Il PENSIERO (cogito) è ciò che rimane dopo aver dubitato di ogni cosa,
e dal pensiero io posso dedurre logicamente e senza incertezza la mia
esistenza come essere pensante.
Il Cogito è la prima verità indubitabile: su tutto posso ingannarmi,
eccetto che sul fatto di esistere, perché per essere ingannato devo
pensare, e se penso allora esisto.
19. Tra le idee innate ve n’è una che non posso aver prodotto. E’ l’idea di un
ente perfettissimo, senza difetti, onnipotente e onnisciente, cioè l’idea di
Dio. Non essendo io né onnipotente, né onnisciente, né perfettissimo, e
dunque non potendo io esserne la causa, da dove posso aver tratto
questa idea?
“Così rimaneva solo che fosse stata posta in me da una natura veramente
più perfetta di quella che io fossi, anzi avente in sé tutte le perfezioni di cui
potevo avere qualche idea, cioè, per dirla in una parola, che fosse Dio”

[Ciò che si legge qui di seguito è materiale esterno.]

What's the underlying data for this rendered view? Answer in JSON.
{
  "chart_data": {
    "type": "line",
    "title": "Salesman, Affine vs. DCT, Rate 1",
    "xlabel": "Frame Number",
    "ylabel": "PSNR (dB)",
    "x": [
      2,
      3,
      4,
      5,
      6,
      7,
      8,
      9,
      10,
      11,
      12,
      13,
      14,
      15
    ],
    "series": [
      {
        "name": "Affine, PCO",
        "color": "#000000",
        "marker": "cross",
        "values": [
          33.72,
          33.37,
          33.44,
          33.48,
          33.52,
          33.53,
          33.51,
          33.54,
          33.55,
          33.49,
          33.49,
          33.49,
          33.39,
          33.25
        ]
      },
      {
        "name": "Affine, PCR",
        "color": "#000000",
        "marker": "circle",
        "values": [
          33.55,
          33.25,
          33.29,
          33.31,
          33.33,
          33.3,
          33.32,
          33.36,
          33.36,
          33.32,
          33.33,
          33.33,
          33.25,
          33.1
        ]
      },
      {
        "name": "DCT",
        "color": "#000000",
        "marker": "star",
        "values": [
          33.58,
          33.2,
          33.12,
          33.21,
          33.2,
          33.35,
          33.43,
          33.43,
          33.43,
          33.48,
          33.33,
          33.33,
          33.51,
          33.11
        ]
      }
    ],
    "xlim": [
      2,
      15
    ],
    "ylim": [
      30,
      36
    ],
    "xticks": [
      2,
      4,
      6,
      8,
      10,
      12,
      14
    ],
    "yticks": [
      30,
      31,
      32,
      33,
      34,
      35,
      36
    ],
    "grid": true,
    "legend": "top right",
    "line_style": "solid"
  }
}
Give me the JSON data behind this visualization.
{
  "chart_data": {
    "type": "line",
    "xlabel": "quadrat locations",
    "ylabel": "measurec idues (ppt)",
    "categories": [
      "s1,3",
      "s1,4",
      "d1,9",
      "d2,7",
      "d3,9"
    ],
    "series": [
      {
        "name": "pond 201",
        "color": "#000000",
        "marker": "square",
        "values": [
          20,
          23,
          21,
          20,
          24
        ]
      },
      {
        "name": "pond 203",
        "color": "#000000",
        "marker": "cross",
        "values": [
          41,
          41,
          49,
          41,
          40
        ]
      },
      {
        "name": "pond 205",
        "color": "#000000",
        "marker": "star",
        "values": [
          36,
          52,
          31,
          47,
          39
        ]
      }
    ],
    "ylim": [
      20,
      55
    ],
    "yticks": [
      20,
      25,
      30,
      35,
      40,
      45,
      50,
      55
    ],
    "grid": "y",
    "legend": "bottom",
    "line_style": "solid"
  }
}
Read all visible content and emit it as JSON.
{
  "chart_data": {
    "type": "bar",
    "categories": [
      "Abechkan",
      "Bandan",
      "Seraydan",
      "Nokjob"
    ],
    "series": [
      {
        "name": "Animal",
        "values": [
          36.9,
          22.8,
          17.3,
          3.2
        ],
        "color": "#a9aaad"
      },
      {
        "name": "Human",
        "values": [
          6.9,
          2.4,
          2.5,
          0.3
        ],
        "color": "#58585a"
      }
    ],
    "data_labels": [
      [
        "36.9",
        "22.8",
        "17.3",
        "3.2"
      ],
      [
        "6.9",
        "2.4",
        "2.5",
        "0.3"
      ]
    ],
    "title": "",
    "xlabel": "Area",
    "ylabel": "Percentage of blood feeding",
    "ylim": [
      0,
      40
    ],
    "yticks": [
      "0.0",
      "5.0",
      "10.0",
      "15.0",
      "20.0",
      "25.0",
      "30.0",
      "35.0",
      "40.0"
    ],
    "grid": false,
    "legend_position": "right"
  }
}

Questo ente perfettissimo, origine di ogni cosa, deve esistere, infatti
a)se io fossi causa di me stesso, mi sarei dato tutte le perfezioni delle quali
c’è in me un’idea, ma tali perfezioni non possiedo;
b)se viceversa, fossi causato da una causa meno perfetta di Dio, non si
spiegherebbe la presenza in me di quelle stesse perfezioni.
20. LA FISICA DI CARTESIO
Il mondo e l’uomo
Estensione, divisibilità,
movimento sono i
princìpi che spiegano
tutti i fenomeni fisici e
le loro leggi razionali
basate sulla nozione di
causa-effetto
Così Cartesio vede
l’universo come un
enorme meccanismo,
una macchina che
funziona perché è
governata da
leggi matematiche e
razionali
(meccanicismo).
Anche le funzioni vitali
umane si spiegano in
base alle medesime
leggi fisico-
meccaniche.
Ciò pone Cartesio in
contrasto con la
tradizione aristotelica,
secondo la quale
un’anima (vegetativa
e sensitiva) presiede
alle funzioni dei corpi
viventi.
Cartesio riconosce a W.
Harvey la scoperta
della circolazione del
sangue.
21. IN ULTIMO …GLI APPELLI
Appello alle autorità ecclesiastiche
perché non ostacolino la filosofia di
Cartesio.
Appello ai seguaci perché eseguano
esperimenti che completino il sistema.
Appello ai posteri perché non credano
ad eventuali travisamenti del pensiero di
Cartesio.
Appello al lettore affinchè valuti con la
sola ragione il pensiero cartesiano.